Слухи о том, что от гостевой игры советские могут отказаться, появились в начале октября. Официально о «невозможности играть на Национальном стадионе в Сантьяго, превращенном в концлагерь и залитом кровью чилийских патриотов», советская делегация заявила 12 октября на заседании Оргкомитета ЧМ в Гельзенкирхене.

Первый вице-президент ФИФА, он же председатель федерации футбола СССР Валентин Гранаткин заговорил о переносе игры в третью страну и передал официальное письмо с соответствующими формулировками. В нем среди прочего предлагалось провести вторую игру в Перу или, на худой конец, в Аргентине.

Отмахнуться от такого заявления было нельзя, но людей из ФИФА раздражало, что с подобной просьбой Федерация футбола СССР обратилась лишь после нулевой ничьей в Москве, значительно уменьшившей шансы советской команды на проход в финальную стадию.

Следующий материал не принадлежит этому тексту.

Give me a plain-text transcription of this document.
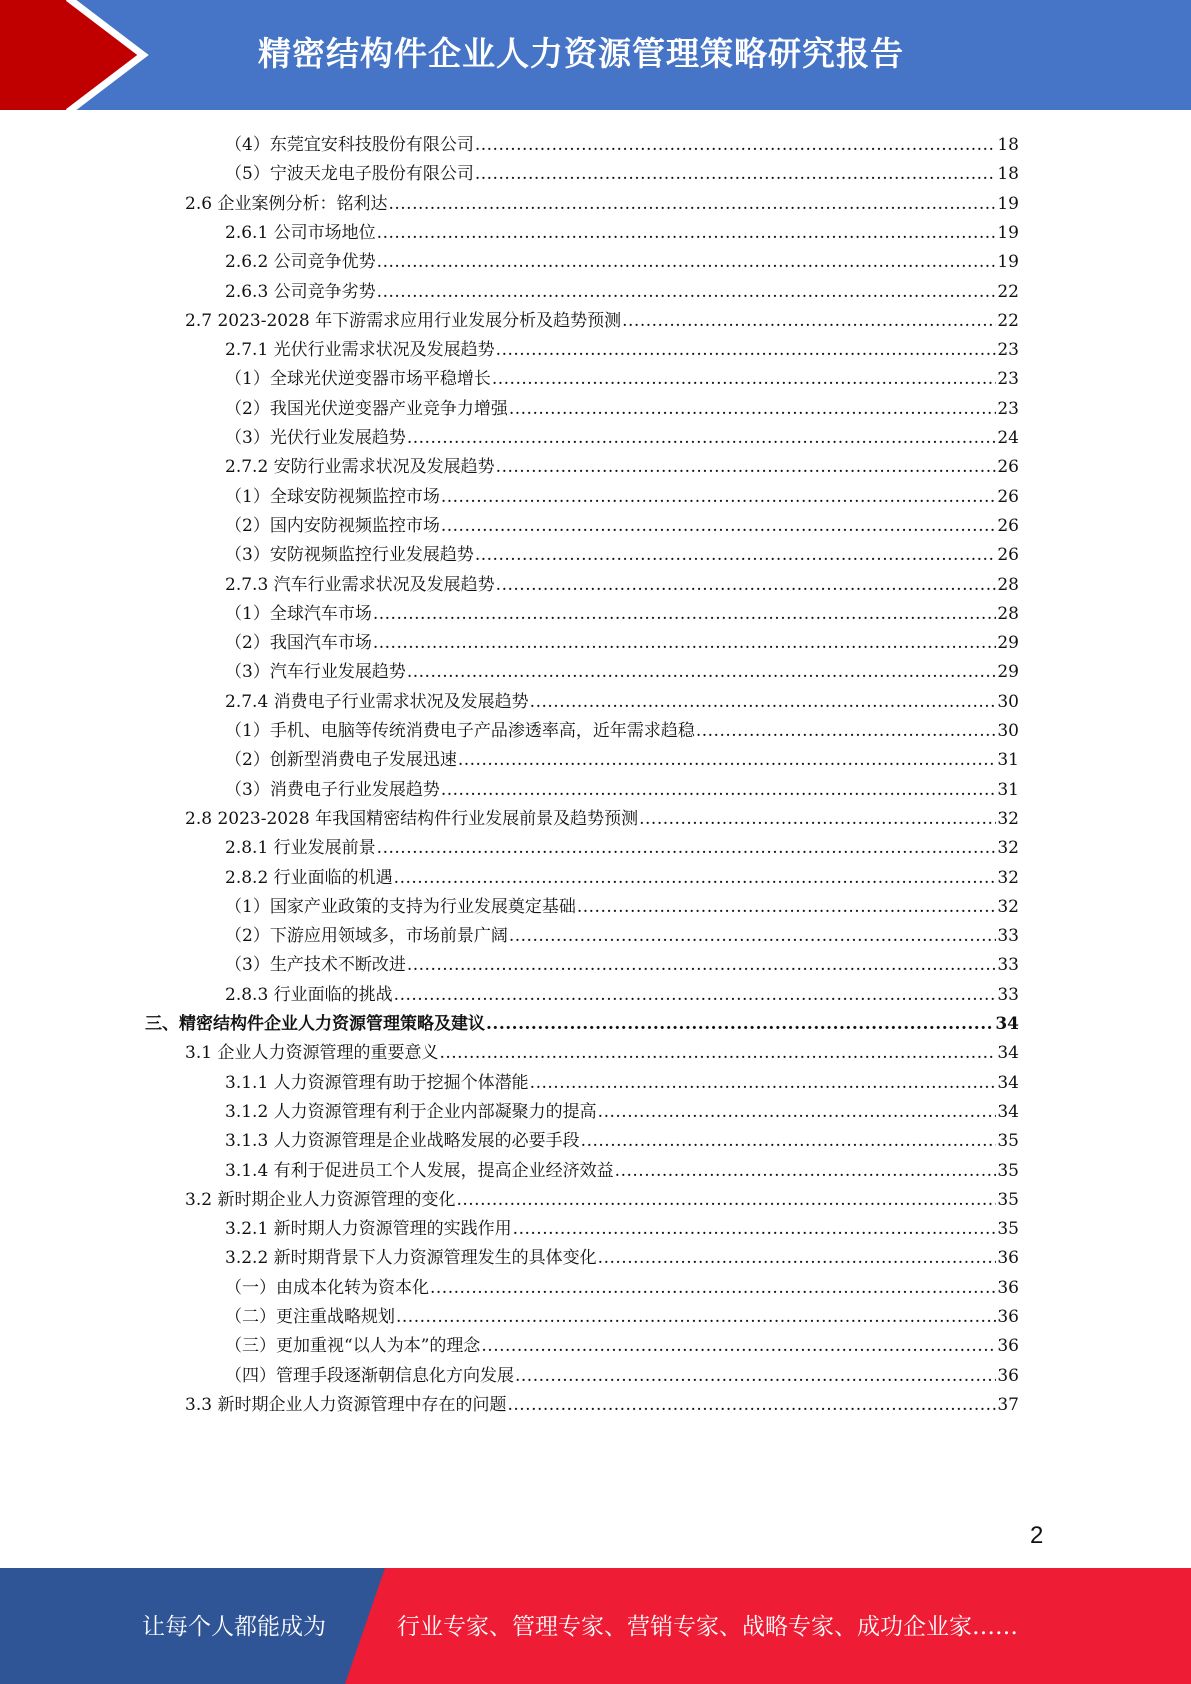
精密结构件企业人力资源管理策略研究报告
（4）东莞宜安科技股份有限公司 .....	18
（5）宁波天龙电子股份有限公司 .....	18
2.6 企业案例分析：铭利达 .....	19
2.6.1 公司市场地位 .....	19
2.6.2 公司竞争优势 .....	19
2.6.3 公司竞争劣势 .....	22
2.7 2023-2028 年下游需求应用行业发展分析及趋势预测 .....	22
2.7.1 光伏行业需求状况及发展趋势 .....	23
（1）全球光伏逆变器市场平稳增长 .....	23
（2）我国光伏逆变器产业竞争力增强 .....	23
（3）光伏行业发展趋势 .....	24
2.7.2 安防行业需求状况及发展趋势 .....	26
（1）全球安防视频监控市场 .....	26
（2）国内安防视频监控市场 .....	26
（3）安防视频监控行业发展趋势 .....	26
2.7.3 汽车行业需求状况及发展趋势 .....	28
（1）全球汽车市场 .....	28
（2）我国汽车市场 .....	29
（3）汽车行业发展趋势 .....	29
2.7.4 消费电子行业需求状况及发展趋势 .....	30
（1）手机、电脑等传统消费电子产品渗透率高，近年需求趋稳 .....	30
（2）创新型消费电子发展迅速 .....	31
（3）消费电子行业发展趋势 .....	31
2.8 2023-2028 年我国精密结构件行业发展前景及趋势预测 .....	32
2.8.1 行业发展前景 .....	32
2.8.2 行业面临的机遇 .....	32
（1）国家产业政策的支持为行业发展奠定基础 .....	32
（2）下游应用领域多，市场前景广阔 .....	33
（3）生产技术不断改进 .....	33
2.8.3 行业面临的挑战 .....	33
三、精密结构件企业人力资源管理策略及建议 .....	34
3.1 企业人力资源管理的重要意义 .....	34
3.1.1 人力资源管理有助于挖掘个体潜能 .....	34
3.1.2 人力资源管理有利于企业内部凝聚力的提高 .....	34
3.1.3 人力资源管理是企业战略发展的必要手段 .....	35
3.1.4 有利于促进员工个人发展，提高企业经济效益 .....	35
3.2 新时期企业人力资源管理的变化 .....	35
3.2.1 新时期人力资源管理的实践作用 .....	35
3.2.2 新时期背景下人力资源管理发生的具体变化 .....	36
（一）由成本化转为资本化 .....	36
（二）更注重战略规划 .....	36
（三）更加重视“以人为本”的理念 .....	36
（四）管理手段逐渐朝信息化方向发展 .....	36
3.3 新时期企业人力资源管理中存在的问题 .....	37
2
让每个人都能成为	行业专家、管理专家、营销专家、战略专家、成功企业家……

ФИФА приняла решение отправить в Сантьяго комиссию, которая на месте должна была разобраться в происходящем и оценить возможность проведения ответного матча в чилийской столице.

Члены комиссии, южноамериканец д'Алмейда и европеец Кезер, по возвращении из командировки составили отчет, в котором указали, что «местные власти проявили готовность устранить указанные комиссией недостатки, а также гарантировали въездные визы и безопасность всем участникам предстоящей игры».

ФФ СССР продолжала бомбить ФИФА телеграммами и протестами, но чиновники стояли на своем: «Раньше надо было протестовать - до первой встречи. А теперь, будьте любезны, отправляйтесь в Сантьяго».

Свою позицию Кезер изложил в интервью «Цюрих пост»: «Предложение о переносе нужно было делать до первого матча. Переворот в Чили состоялся за две недели до московской игры. Получается, что чилийцы должны были ехать в Москву, хотят они того или нет, опасаются или нет. 21 сентября еще до первой игры мы с Гранаткиным и Флуксой обсуждали технические организационные моменты. О том, что СССР может предъявить требования, связанные с политикой, речи не было».